Artist: Devin Townsend
Label: InsideOut Music
It’s no secret that Musicalypse follows Devin Townsend pretty closely. In the past year or two, Devy has mentioned having around five projects in the works. We were speculating on what they might be, thinking of The Moth (the penis symphony?), a collaboration with Steve Vai, and maybe another Ziltoid album, but the most obvious idea was, of course, another solo album.
After interviewing Townsend twice, and listening to his music, I’ve taken up the mindset that Hevy Devy is less of a musician and more of a person who uses music as an outlet to express the things that he needs to in order to feel comfortable in this weird ol’ world. With that in mind, his music lands all over the spectrum for me. Each album is an experience of its own, so I try to be open-minded and ready for anything, from love to hate.
The album opens with relaxing beach sounds via the intro track, “Castaway,” and it pretty quickly becomes evident (if you didn’t already noticed in the single “Genesis” or the album trailers) that this is going to be a pretty different album.
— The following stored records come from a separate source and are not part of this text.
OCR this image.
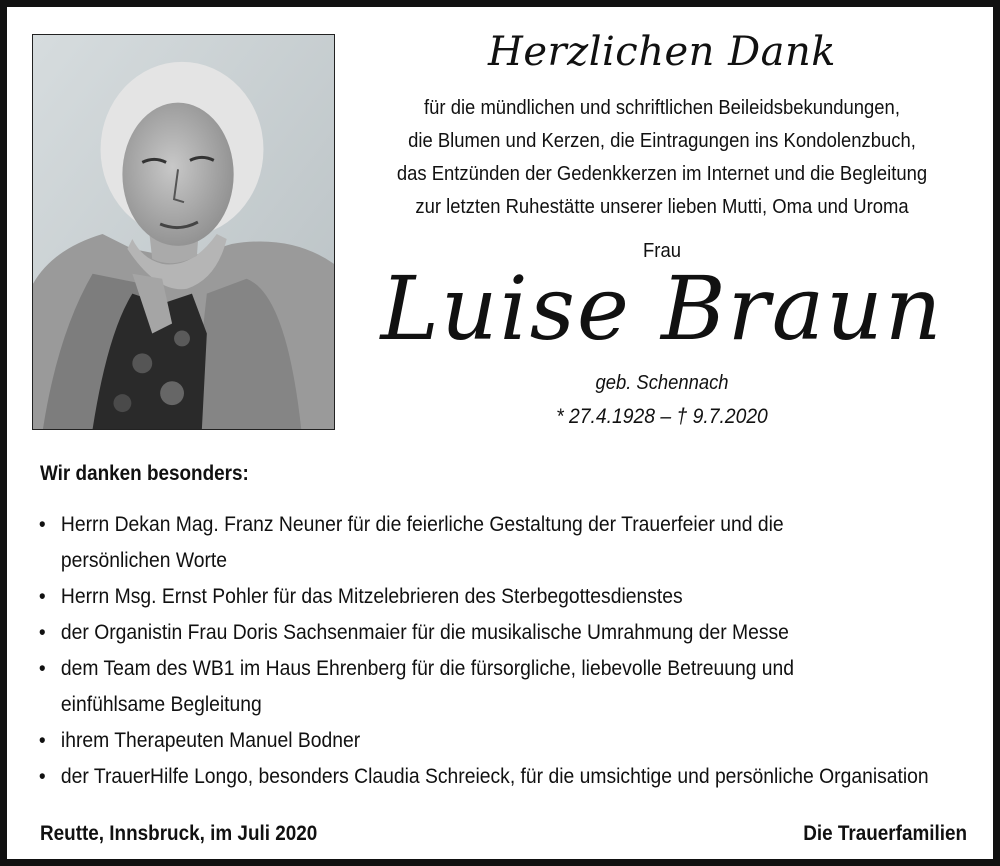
Herzlichen Dank
für die mündlichen und schriftlichen Beileidsbekundungen,
die Blumen und Kerzen, die Eintragungen ins Kondolenzbuch,
das Entzünden der Gedenkkerzen im Internet und die Begleitung
zur letzten Ruhestätte unserer lieben Mutti, Oma und Uroma
Frau
Luise Braun
geb. Schennach
* 27.4.1928 – † 9.7.2020
Wir danken besonders:
• Herrn Dekan Mag. Franz Neuner für die feierliche Gestaltung der Trauerfeier und die
persönlichen Worte
• Herrn Msg. Ernst Pohler für das Mitzelebrieren des Sterbegottesdienstes
• der Organistin Frau Doris Sachsenmaier für die musikalische Umrahmung der Messe
• dem Team des WB1 im Haus Ehrenberg für die fürsorgliche, liebevolle Betreuung und
einfühlsame Begleitung
• ihrem Therapeuten Manuel Bodner
• der TrauerHilfe Longo, besonders Claudia Schreieck, für die umsichtige und persönliche Organisation
Reutte, Innsbruck, im Juli 2020	Die Trauerfamilien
The music pretty much ranges the full spectrum from anything Townsend has ever listened to, from the heavier yet jungle-y “Evermore” all the way to the Disney song fused with growls that is “Why?”, or the near-reggae atmospheric chillout of “Borderlands.” “Spirits Will Collide” almost feels like it’s tapping into Enya’s mood, and “Requiem” is like listening through an extremely short movie score. Lastly, the album ends with “Singularity,” clocking in at 23 minutes and oddly enough, making the most cohesive sense of all the sounds on the album. I would go so far as to say that “Singularity” is the (objective) best song on the album; in spite of its length, all the transitions make the most sense… and it has a lot of transitions. The final track almost feels like a résumé of Townsend’s musical career, showing any style he’s ever worked with, as well as the new ones he’s trying now throughout the song, and ends on a note that feels beautiful and hopeful.
Empath is equal parts heavy metal, demon circus, musical, and complete and utter madness. I have suspicions that this album is representative of one of the following:
1. Devin Townsend has finally lost his mind
2. Devin Townsend is just fucking around with everyone and seeing what he can get away with
3. Devin Townsend is creating some form of artistic expression of things he’s experienced and it would be nigh impossible for the rest of the world to really understand it
I’d put my money on the last, if I were to place a bet. While I use the word “madness” I mean it, yet there is still sense in the music. It jumps and juxtaposes like you wouldn’t believe, but feels like it’s telling some sort of story. The album has so much random craziness, from steel drums to high falsetto, church choirs and blastbeats, but still, it also has a dramatic arc. Half of it is stuff that Townsend’s been fluent in since Strapping Young Lad and Ziltoid, while a lot of the orchestrations and unusual instruments sound like they’ve spawned from his recent desire to write a symphony.
After the first listen, we left the album feeling overwhelmed and confused, slightly violated, yet somehow wanting more. Once I had listened again some days later (after the shock had worn off), it began to make a lot more sense. The whole thing is really a mind-boggling experience one way or another, and I for one had a good time with it. I’m sure Empath will polarize Devin’s fans to the far ends of “brilliance” vs “complete garbage,” but the best part is that somehow, I got the feeling that Dev doesn’t care if we like the album or not. He did it because he can and felt like it, and it’s up to us to decide if we get it or not. That, perhaps, is one of his greatest qualities, and the thing that sets him above so many others.